Personal resolution of conflicts by the laws of Okal Rel, require that a liege to accept a legitimate challenge for his or her title. Title duels are to the death. A player liege is obliged to fight all of his or her own challenge duels. Others can be undertaken by a champion.

Exhibition duels are usually to first blood, although death can always result due to exceptional bad luck. Lieges may also decide not to risk their honor by agreeing to resolve a potential space combat with a contract duel. These can be to first blood or to the death and can be fought by champions. If such a duel is supposed to be to first blood, but results in death due to a bad role, the injured house may attack anyhow and trust that the Liege of Vrel will rule in their favor if a complaint is brought against them next Swearing.

Liege titles can be held, separately by vassals, which is a crucial use of them. A highborn liege can appoint a family member to be liege of a particular space station and another to be liege of the family’s slice of a moon base. These sub-lieges must be less Sevolite than the liege of their greater house to whom they speak their personal oath. If one of them is taken out by a rival, the principle liege can challenge in turn, decide to pass, or take it up with the liege of the successful challenger to negotiate a settlement. If there is disagreement about challenge right, or too great an imbalance of space power, the original liege may resort to blockades or shake-ups. It is moderately dishonorable to dispute the validity of win by a ‘poor’ relative by sending in the fleet, but if the issue can be resolved without knocking any real estate about it might be worth the penalty. The ultimate check on this sort of behavior is opposition from a fleet that can fight back. It helps if the claim of the usurper is at least a bit fuzzy, since the Liege of Vrel is less likely to care what you do. A strong ruling against you would result in other houses getting the go ahead to earn honor by straightening you out. Of course, if you have just about as many vassals as the Liege of Vrel and are almost ready to challenge him or her yourself – you may not care.

Building Up Your House

To gain superior fleet pressure, you need ships as well as highborns to pilot them.

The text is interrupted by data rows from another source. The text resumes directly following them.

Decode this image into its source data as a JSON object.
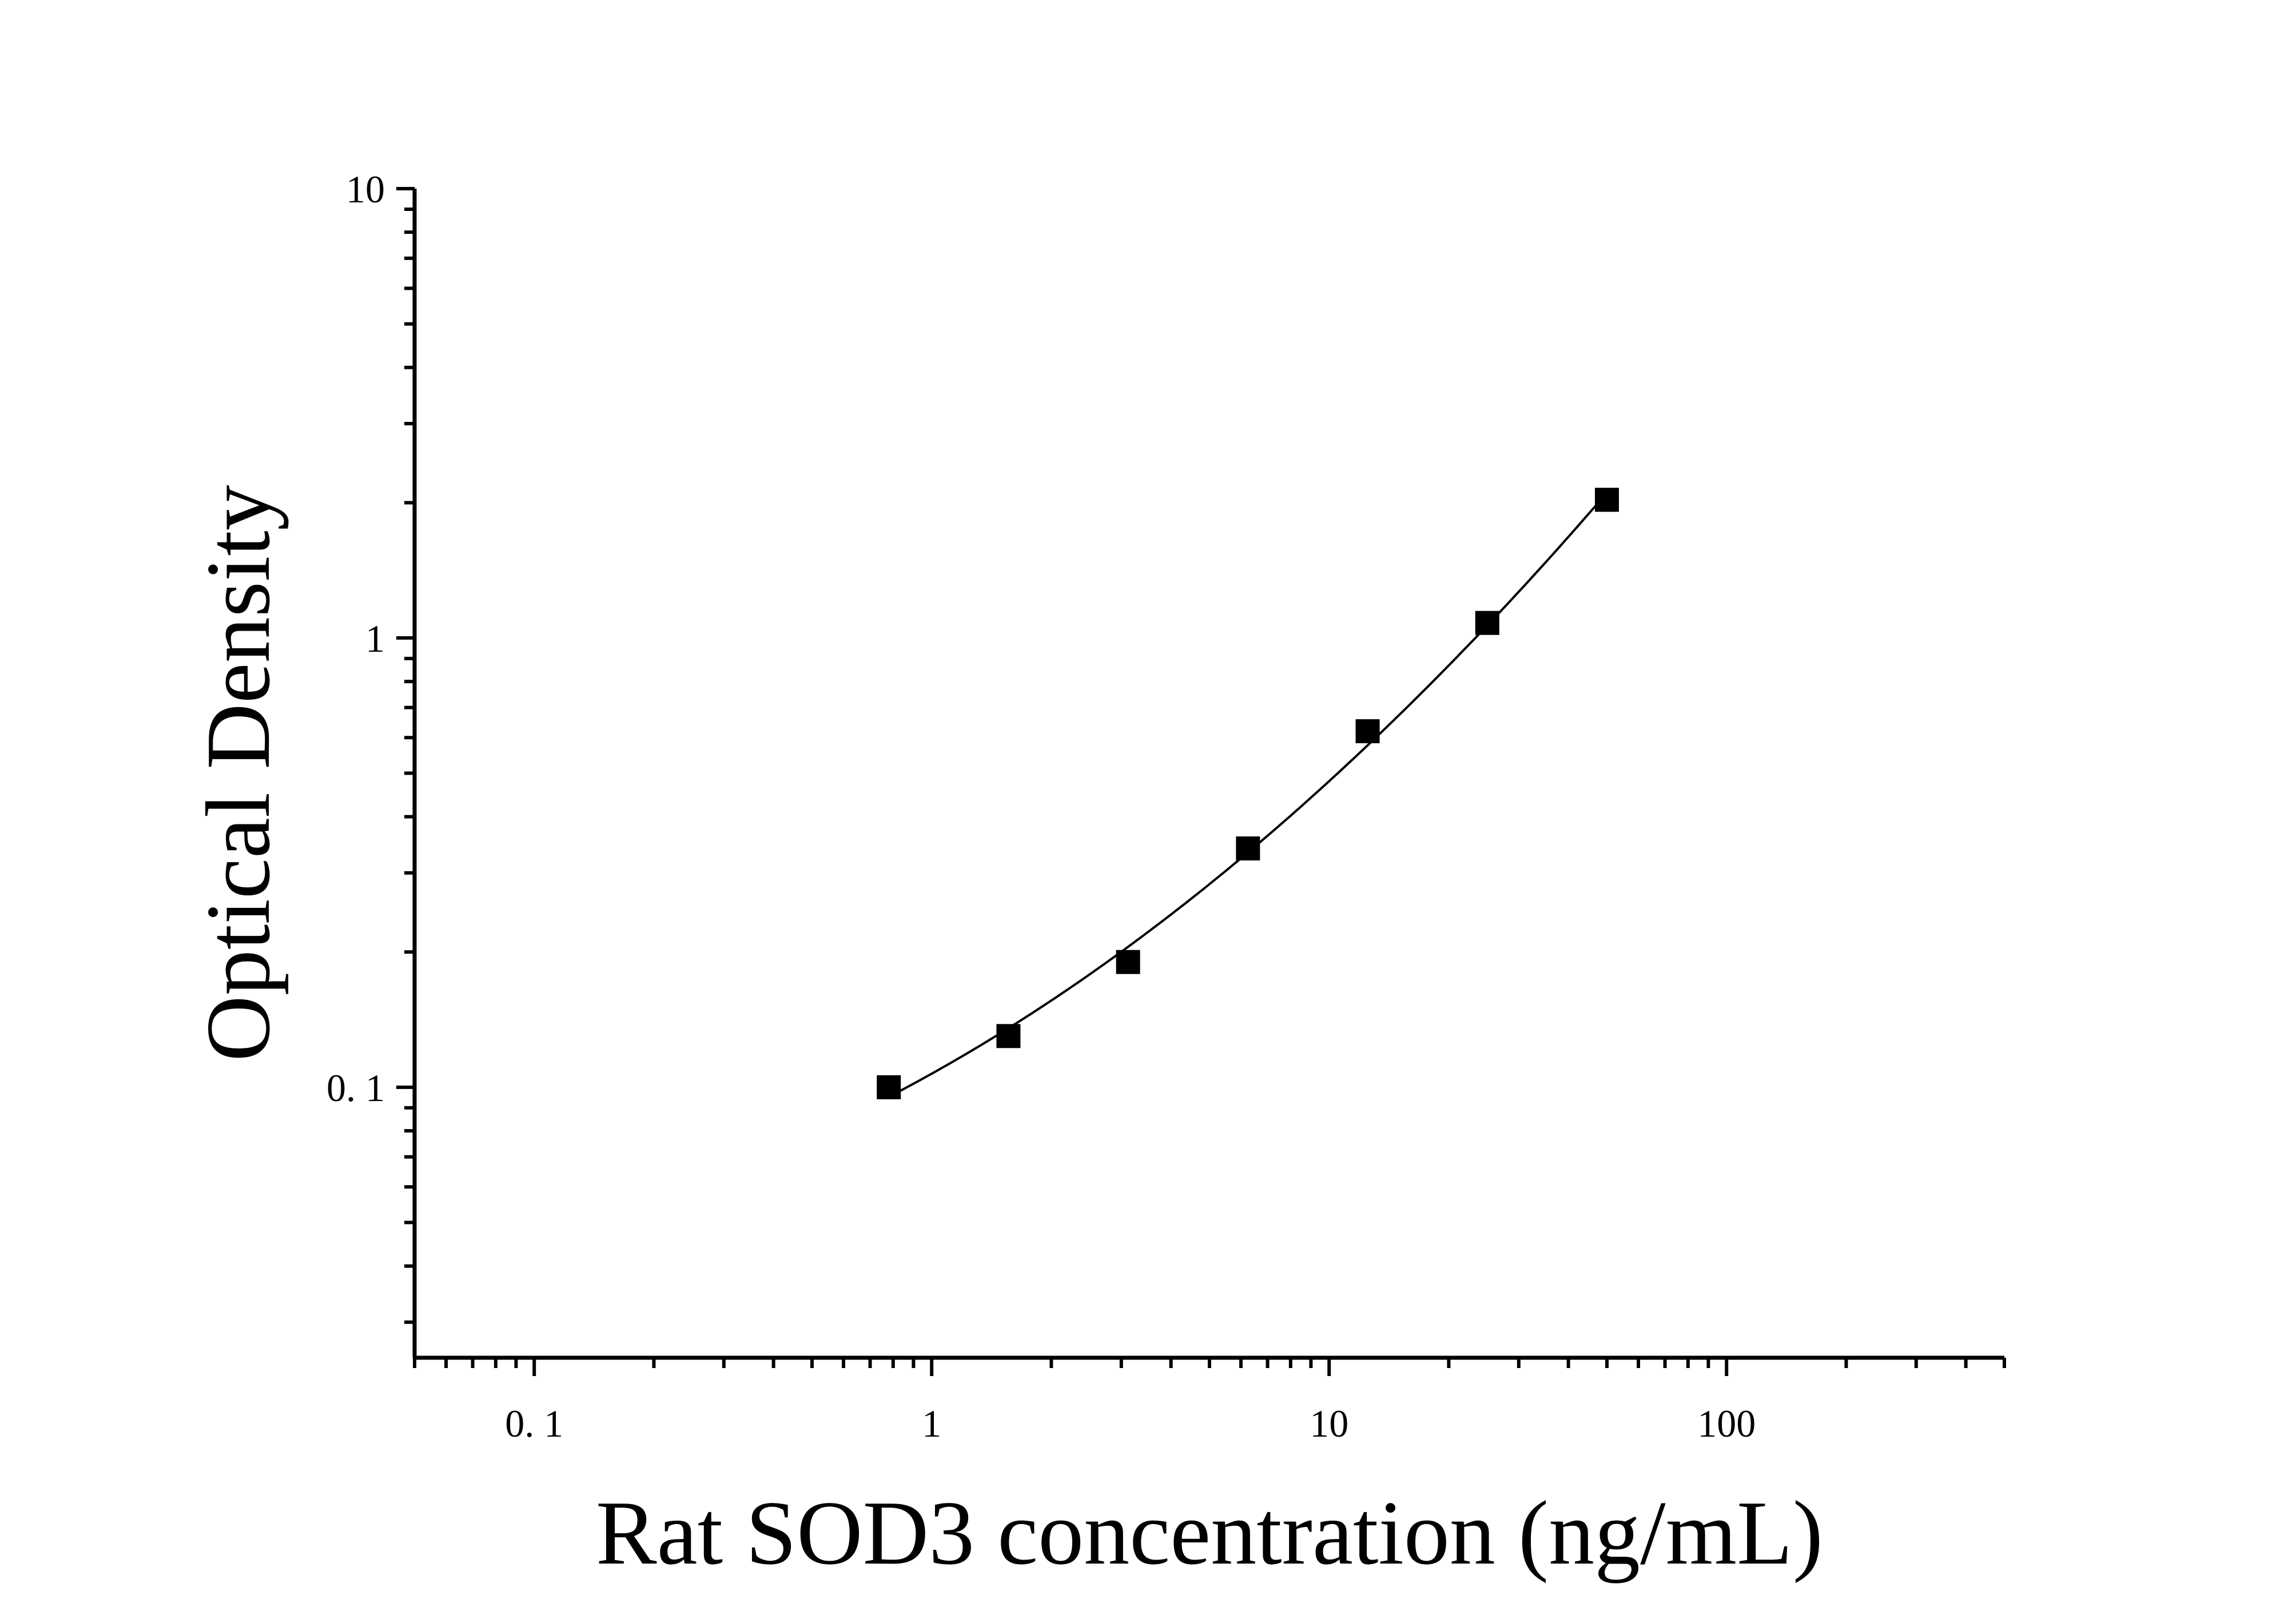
{
  "chart_data": {
    "type": "scatter",
    "title": "",
    "xlabel": "Rat SOD3 concentration (ng/mL)",
    "ylabel": "Optical Density",
    "x_scale": "log",
    "y_scale": "log",
    "xlim": [
      0.05,
      500
    ],
    "ylim": [
      0.025,
      10
    ],
    "x_ticks": [
      {
        "value": 0.1,
        "label": "0. 1"
      },
      {
        "value": 1,
        "label": "1"
      },
      {
        "value": 10,
        "label": "10"
      },
      {
        "value": 100,
        "label": "100"
      }
    ],
    "y_ticks": [
      {
        "value": 0.1,
        "label": "0. 1"
      },
      {
        "value": 1,
        "label": "1"
      },
      {
        "value": 10,
        "label": "10"
      }
    ],
    "grid": false,
    "legend": "none",
    "series": [
      {
        "x": [
          0.78,
          1.56,
          3.12,
          6.25,
          12.5,
          25,
          50
        ],
        "y": [
          0.1,
          0.13,
          0.19,
          0.34,
          0.62,
          1.08,
          2.03
        ],
        "marker": "square",
        "fit_curve": true
      }
    ],
    "colors": {
      "marker": "#000000",
      "line": "#000000",
      "axis": "#000000"
    }
  }
}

To get ships you need commoners and nobleborns to raise food for themselves and you, and produce something to sell. You might specialize in wine or natural materials, or devote years of your highborns’ lives to Liege Vrel’s service on a contract basis to earn court currencies. Child-gifting can also be remunerated in court currency for buying ships, but can rebound on you in the form of future title challenges. People don’t like to sign away challenge rights, and even when they do the stipulation may not outlast the liege who agreed to it. Most of your fellow Vrellish, and Liege Vrel, acknowledge natural challenge rights. And genotyping is readily available to prove who sired whom.

A game master may or may not want to allow lieges to develop their own ship building yards in space, but if so the very best ships should still come from court via Liege Vrel. The Vrellish just don’t make as good engineers, all in all, as other Sevolites. Unless you want to take the risk of educating commoners …

Conclusion

Reviewing my handiwork, I suffer the dual pressures to trim it back radically and flesh it out with even more details. That is probably a good sign it is time to stop and see what more experienced gamers make of the exercise.

I was also surprise by the rather nasty picture conveyed of Vrellish existence, whereas the good guys in the novels really are more or less honorable in more than just the strick, Okal Rel sense. Even the Vrellish ones. As to the kinky elements regarding births and pregnancies, all I can say is – that’s what reading too much evolutionary psychology does to you. And the politics of child-gifting is very much a crucial part of Sevolite politics in the novels. In fact, that is exactly who the Throne Price is. A child conceived by contract between rivals…which seemed like a good idea eighteen years ago.